The first mile of the race is downhill. Speeding down Pt. Fosdick road, I can sense as each runner around me goes from “Whee!” to “OMG, I have to run up this on the way back!” The course begins to undulate, passes into leafy shade. There are fir needles underfoot, wild blackberries along the edge of the road, then a long wall of cattails before the course turns left and climbs towards a tunnel. On the other side we pop out into sunlight and are running downhill again towards the foot of the bridge. Wild rose bushes line the pedestrian walkway, packed with red rose hips and clung to by late season scarlet blooms.
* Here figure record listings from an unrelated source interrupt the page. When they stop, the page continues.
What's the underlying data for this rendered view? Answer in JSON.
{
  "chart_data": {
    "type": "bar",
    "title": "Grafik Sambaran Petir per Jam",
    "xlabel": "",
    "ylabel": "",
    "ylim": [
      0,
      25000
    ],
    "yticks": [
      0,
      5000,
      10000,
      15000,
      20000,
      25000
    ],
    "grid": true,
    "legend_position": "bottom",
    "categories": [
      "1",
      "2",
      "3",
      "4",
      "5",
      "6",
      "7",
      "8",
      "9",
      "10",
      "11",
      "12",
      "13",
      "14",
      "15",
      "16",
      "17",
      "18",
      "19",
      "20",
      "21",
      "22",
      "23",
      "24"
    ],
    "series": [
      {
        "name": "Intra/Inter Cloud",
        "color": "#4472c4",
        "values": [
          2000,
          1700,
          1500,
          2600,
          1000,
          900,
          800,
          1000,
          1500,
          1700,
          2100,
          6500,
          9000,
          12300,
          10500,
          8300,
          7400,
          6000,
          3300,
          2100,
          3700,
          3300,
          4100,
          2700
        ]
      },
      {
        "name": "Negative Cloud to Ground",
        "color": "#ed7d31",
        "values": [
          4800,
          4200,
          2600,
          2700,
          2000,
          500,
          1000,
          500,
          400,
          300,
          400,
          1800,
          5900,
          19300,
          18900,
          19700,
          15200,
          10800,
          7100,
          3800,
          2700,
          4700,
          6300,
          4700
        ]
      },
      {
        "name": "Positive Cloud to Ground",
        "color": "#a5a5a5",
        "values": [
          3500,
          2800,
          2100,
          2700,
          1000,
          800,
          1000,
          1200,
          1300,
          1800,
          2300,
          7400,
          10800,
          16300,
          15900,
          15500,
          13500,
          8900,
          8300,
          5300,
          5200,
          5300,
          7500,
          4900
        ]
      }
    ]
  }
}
The steel cables stretch to the towers overhead, the dark water of the Narrows glitters underneath. These are the towers whose lights I watched from my bedroom window before the trees grew up; the train’s horn that I’d sometimes hear at night wound along the shoreline. As I crest the span, taking photos, I’m passed by the 2:20 pacer. If I have any strategy, it’s to hang out somewhere between 2:20 and 2:30, and that’s what I wind up doing for the remainder of the race. Mount Rainier is just visible, a white apparition hovering in the haze above the hills.
Once on the Tacoma side I climb again, cross Highway 16, and then climb up through the tree-lined War Memorial Park. (Can you sense a theme to this elevation profile?) The next few miles are a ramble through the neighborhood overlooking the bridge, wood shingle homes with gardens that I envy with my Arizona eyes, overflowing with sunflowers and blooms of every color, especially green. Several kind folks are out offering garden hose spray downs due to the heat of the day, which I decline politely: “I’m from Phoenix; this is nothin’!”
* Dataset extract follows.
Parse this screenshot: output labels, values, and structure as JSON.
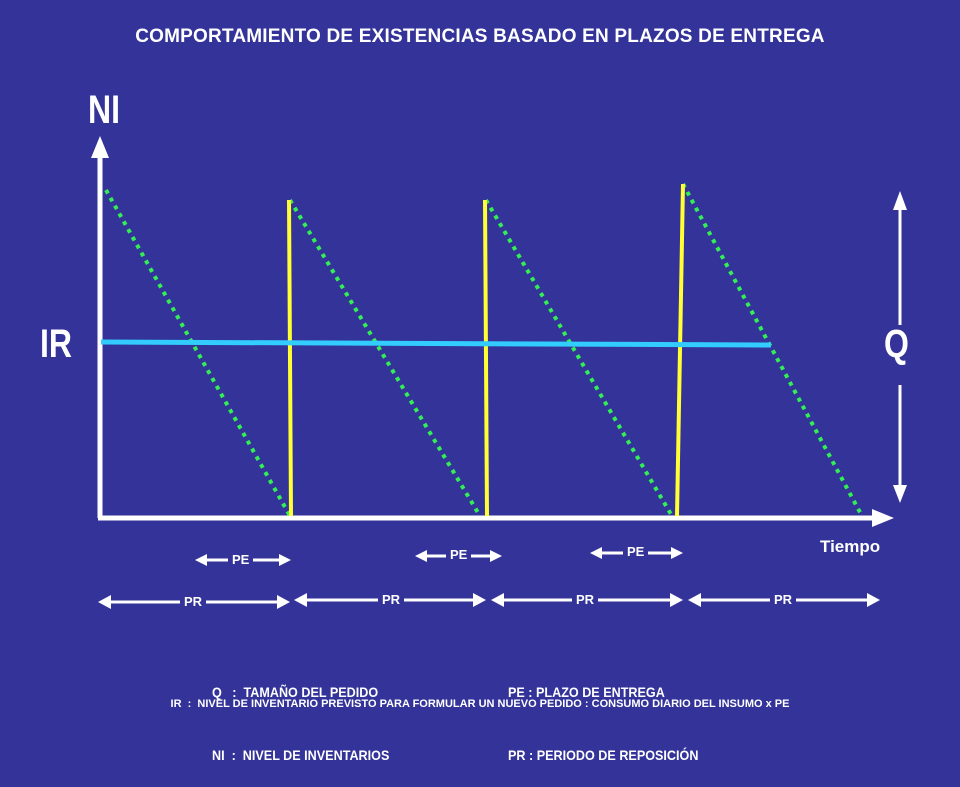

Somewhere in here I pass the 7-mile mark, making this my longest run since Rio back in May. I’m taking short walk breaks on the hills now, as I retrace my steps back to the bridge and over to the Gig Harbor side. Ahead of me, a runner yields to temptation and samples tart blackberries from the brambles at the side of the road, and I follow his example.
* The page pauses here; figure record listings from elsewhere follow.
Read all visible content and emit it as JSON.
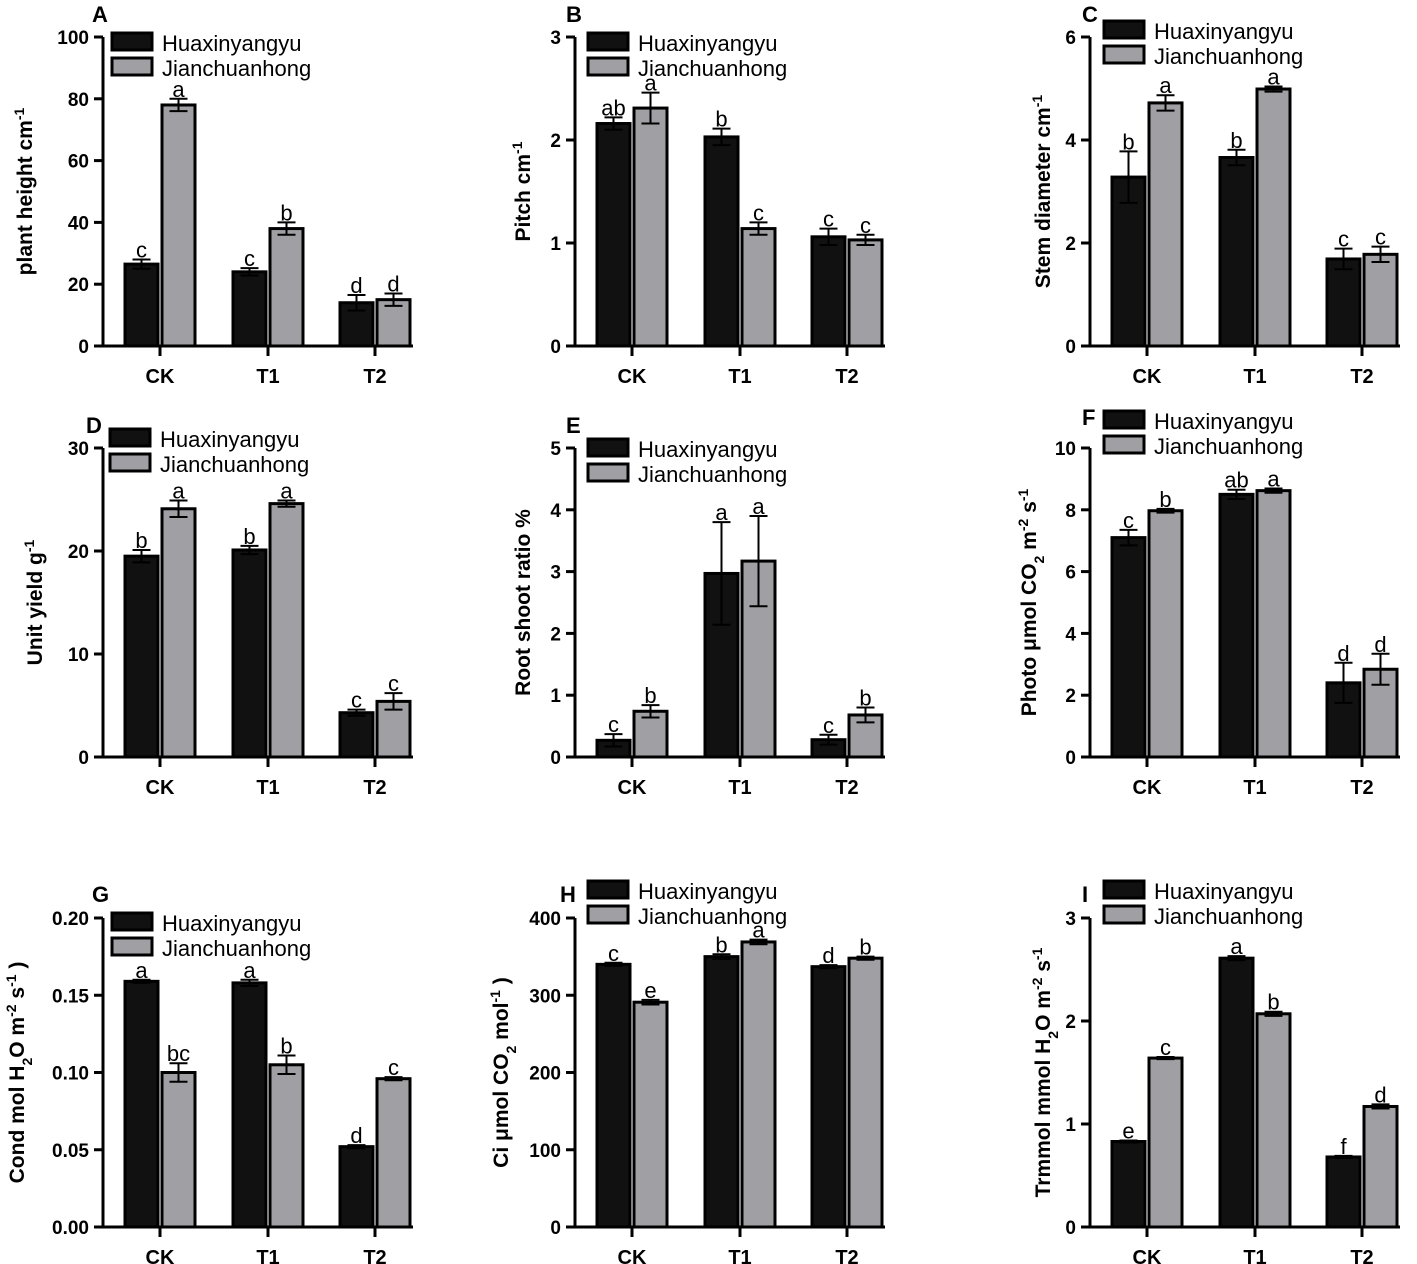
{
  "chart_data": [
    {
      "panel": "A",
      "type": "bar",
      "ylabel": "plant height cm",
      "ylabel_sup": "-1",
      "ylim": [
        0,
        100
      ],
      "yticks": [
        "0",
        "20",
        "40",
        "60",
        "80",
        "100"
      ],
      "categories": [
        "CK",
        "T1",
        "T2"
      ],
      "legend": [
        "Huaxinyangyu",
        "Jianchuanhong"
      ],
      "series": [
        {
          "name": "Huaxinyangyu",
          "values": [
            26.5,
            24,
            14
          ],
          "errors": [
            1.5,
            1.2,
            2.5
          ],
          "letters": [
            "c",
            "c",
            "d"
          ]
        },
        {
          "name": "Jianchuanhong",
          "values": [
            78,
            38,
            15
          ],
          "errors": [
            2,
            2,
            2
          ],
          "letters": [
            "a",
            "b",
            "d"
          ]
        }
      ]
    },
    {
      "panel": "B",
      "type": "bar",
      "ylabel": "Pitch cm",
      "ylabel_sup": "-1",
      "ylim": [
        0,
        3
      ],
      "yticks": [
        "0",
        "1",
        "2",
        "3"
      ],
      "categories": [
        "CK",
        "T1",
        "T2"
      ],
      "legend": [
        "Huaxinyangyu",
        "Jianchuanhong"
      ],
      "series": [
        {
          "name": "Huaxinyangyu",
          "values": [
            2.16,
            2.03,
            1.06
          ],
          "errors": [
            0.06,
            0.08,
            0.08
          ],
          "letters": [
            "ab",
            "b",
            "c"
          ]
        },
        {
          "name": "Jianchuanhong",
          "values": [
            2.31,
            1.14,
            1.03
          ],
          "errors": [
            0.15,
            0.06,
            0.05
          ],
          "letters": [
            "a",
            "c",
            "c"
          ]
        }
      ]
    },
    {
      "panel": "C",
      "type": "bar",
      "ylabel": "Stem diameter cm",
      "ylabel_sup": "-1",
      "ylim": [
        0,
        6
      ],
      "yticks": [
        "0",
        "2",
        "4",
        "6"
      ],
      "categories": [
        "CK",
        "T1",
        "T2"
      ],
      "legend": [
        "Huaxinyangyu",
        "Jianchuanhong"
      ],
      "series": [
        {
          "name": "Huaxinyangyu",
          "values": [
            3.28,
            3.66,
            1.69
          ],
          "errors": [
            0.5,
            0.15,
            0.2
          ],
          "letters": [
            "b",
            "b",
            "c"
          ]
        },
        {
          "name": "Jianchuanhong",
          "values": [
            4.72,
            4.99,
            1.78
          ],
          "errors": [
            0.15,
            0.05,
            0.15
          ],
          "letters": [
            "a",
            "a",
            "c"
          ]
        }
      ]
    },
    {
      "panel": "D",
      "type": "bar",
      "ylabel": "Unit yield g",
      "ylabel_sup": "-1",
      "ylim": [
        0,
        30
      ],
      "yticks": [
        "0",
        "10",
        "20",
        "30"
      ],
      "categories": [
        "CK",
        "T1",
        "T2"
      ],
      "legend": [
        "Huaxinyangyu",
        "Jianchuanhong"
      ],
      "series": [
        {
          "name": "Huaxinyangyu",
          "values": [
            19.5,
            20.1,
            4.3
          ],
          "errors": [
            0.6,
            0.4,
            0.3
          ],
          "letters": [
            "b",
            "b",
            "c"
          ]
        },
        {
          "name": "Jianchuanhong",
          "values": [
            24.1,
            24.6,
            5.4
          ],
          "errors": [
            0.8,
            0.3,
            0.8
          ],
          "letters": [
            "a",
            "a",
            "c"
          ]
        }
      ]
    },
    {
      "panel": "E",
      "type": "bar",
      "ylabel": "Root shoot ratio %",
      "ylabel_sup": "",
      "ylim": [
        0,
        5
      ],
      "yticks": [
        "0",
        "1",
        "2",
        "3",
        "4",
        "5"
      ],
      "categories": [
        "CK",
        "T1",
        "T2"
      ],
      "legend": [
        "Huaxinyangyu",
        "Jianchuanhong"
      ],
      "series": [
        {
          "name": "Huaxinyangyu",
          "values": [
            0.27,
            2.97,
            0.28
          ],
          "errors": [
            0.1,
            0.83,
            0.08
          ],
          "letters": [
            "c",
            "a",
            "c"
          ]
        },
        {
          "name": "Jianchuanhong",
          "values": [
            0.74,
            3.17,
            0.68
          ],
          "errors": [
            0.1,
            0.73,
            0.12
          ],
          "letters": [
            "b",
            "a",
            "b"
          ]
        }
      ]
    },
    {
      "panel": "F",
      "type": "bar",
      "ylabel": "Photo μmol CO",
      "ylabel_sub": "2",
      "ylabel_tail": " m",
      "ylabel_sup2": "-2",
      "ylabel_tail2": " s",
      "ylabel_sup3": "-1",
      "ylim": [
        0,
        10
      ],
      "yticks": [
        "0",
        "2",
        "4",
        "6",
        "8",
        "10"
      ],
      "categories": [
        "CK",
        "T1",
        "T2"
      ],
      "legend": [
        "Huaxinyangyu",
        "Jianchuanhong"
      ],
      "series": [
        {
          "name": "Huaxinyangyu",
          "values": [
            7.1,
            8.5,
            2.4
          ],
          "errors": [
            0.25,
            0.15,
            0.65
          ],
          "letters": [
            "c",
            "ab",
            "d"
          ]
        },
        {
          "name": "Jianchuanhong",
          "values": [
            7.97,
            8.62,
            2.84
          ],
          "errors": [
            0.06,
            0.07,
            0.5
          ],
          "letters": [
            "b",
            "a",
            "d"
          ]
        }
      ]
    },
    {
      "panel": "G",
      "type": "bar",
      "ylabel": "Cond mol H",
      "ylabel_sub": "2",
      "ylabel_tail": "O m",
      "ylabel_sup2": "-2",
      "ylabel_tail2": " s",
      "ylabel_sup3": "-1",
      "ylabel_end": " )",
      "ylim": [
        0,
        0.2
      ],
      "yticks": [
        "0.00",
        "0.05",
        "0.10",
        "0.15",
        "0.20"
      ],
      "categories": [
        "CK",
        "T1",
        "T2"
      ],
      "legend": [
        "Huaxinyangyu",
        "Jianchuanhong"
      ],
      "series": [
        {
          "name": "Huaxinyangyu",
          "values": [
            0.159,
            0.158,
            0.052
          ],
          "errors": [
            0.001,
            0.002,
            0.001
          ],
          "letters": [
            "a",
            "a",
            "d"
          ]
        },
        {
          "name": "Jianchuanhong",
          "values": [
            0.1,
            0.105,
            0.096
          ],
          "errors": [
            0.006,
            0.006,
            0.001
          ],
          "letters": [
            "bc",
            "b",
            "c"
          ]
        }
      ]
    },
    {
      "panel": "H",
      "type": "bar",
      "ylabel": "Ci μmol CO",
      "ylabel_sub": "2",
      "ylabel_tail": " mol",
      "ylabel_sup2": "-1",
      "ylabel_tail2": " )",
      "ylim": [
        0,
        400
      ],
      "yticks": [
        "0",
        "100",
        "200",
        "300",
        "400"
      ],
      "categories": [
        "CK",
        "T1",
        "T2"
      ],
      "legend": [
        "Huaxinyangyu",
        "Jianchuanhong"
      ],
      "series": [
        {
          "name": "Huaxinyangyu",
          "values": [
            340,
            350,
            337
          ],
          "errors": [
            2,
            3,
            2
          ],
          "letters": [
            "c",
            "b",
            "d"
          ]
        },
        {
          "name": "Jianchuanhong",
          "values": [
            291,
            369,
            348
          ],
          "errors": [
            3,
            3,
            2
          ],
          "letters": [
            "e",
            "a",
            "b"
          ]
        }
      ]
    },
    {
      "panel": "I",
      "type": "bar",
      "ylabel": "Trmmol mmol H",
      "ylabel_sub": "2",
      "ylabel_tail": "O m",
      "ylabel_sup2": "-2",
      "ylabel_tail2": " s",
      "ylabel_sup3": "-1",
      "ylim": [
        0,
        3
      ],
      "yticks": [
        "0",
        "1",
        "2",
        "3"
      ],
      "categories": [
        "CK",
        "T1",
        "T2"
      ],
      "legend": [
        "Huaxinyangyu",
        "Jianchuanhong"
      ],
      "series": [
        {
          "name": "Huaxinyangyu",
          "values": [
            0.83,
            2.61,
            0.68
          ],
          "errors": [
            0.01,
            0.02,
            0.01
          ],
          "letters": [
            "e",
            "a",
            "f"
          ]
        },
        {
          "name": "Jianchuanhong",
          "values": [
            1.64,
            2.07,
            1.17
          ],
          "errors": [
            0.01,
            0.02,
            0.02
          ],
          "letters": [
            "c",
            "b",
            "d"
          ]
        }
      ]
    }
  ],
  "colors": {
    "series1": "#111111",
    "series2": "#a0a0a4",
    "axis": "#000000"
  }
}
The heat may not match Arizona’s, but the sun is taking its toll and I’m happy when we drop into the shade of Pt. Fosdick road again, even though it’s a long uphill slog. Tired of the song Candida that’s been running through my head the past 10 miles, I dial my mental iPod to Walk Off The Earth’s Happy. It quickly morphs into: “Crappy! Shuffle on if you feel like you really want to puke-a!”
“This is the last hill!” a volunteer promises, and then I’m routed through this zig-zagging course through the back side of an office complex. Rounding the parking garage I see the finish line and just stop. It’s like 200 feet away and I’m tired and don’t want to keep moving. Somehow I pull my act together and cross the finish in just under 2:30.
This was a well-organized race with great volunteers. I had to dash back to my hotel to check out, but got to hear some of the actually quite good band at the afterparty. Swag was a good quality ¾ zip pullover with the race logo. Scenery: see above. Recommended.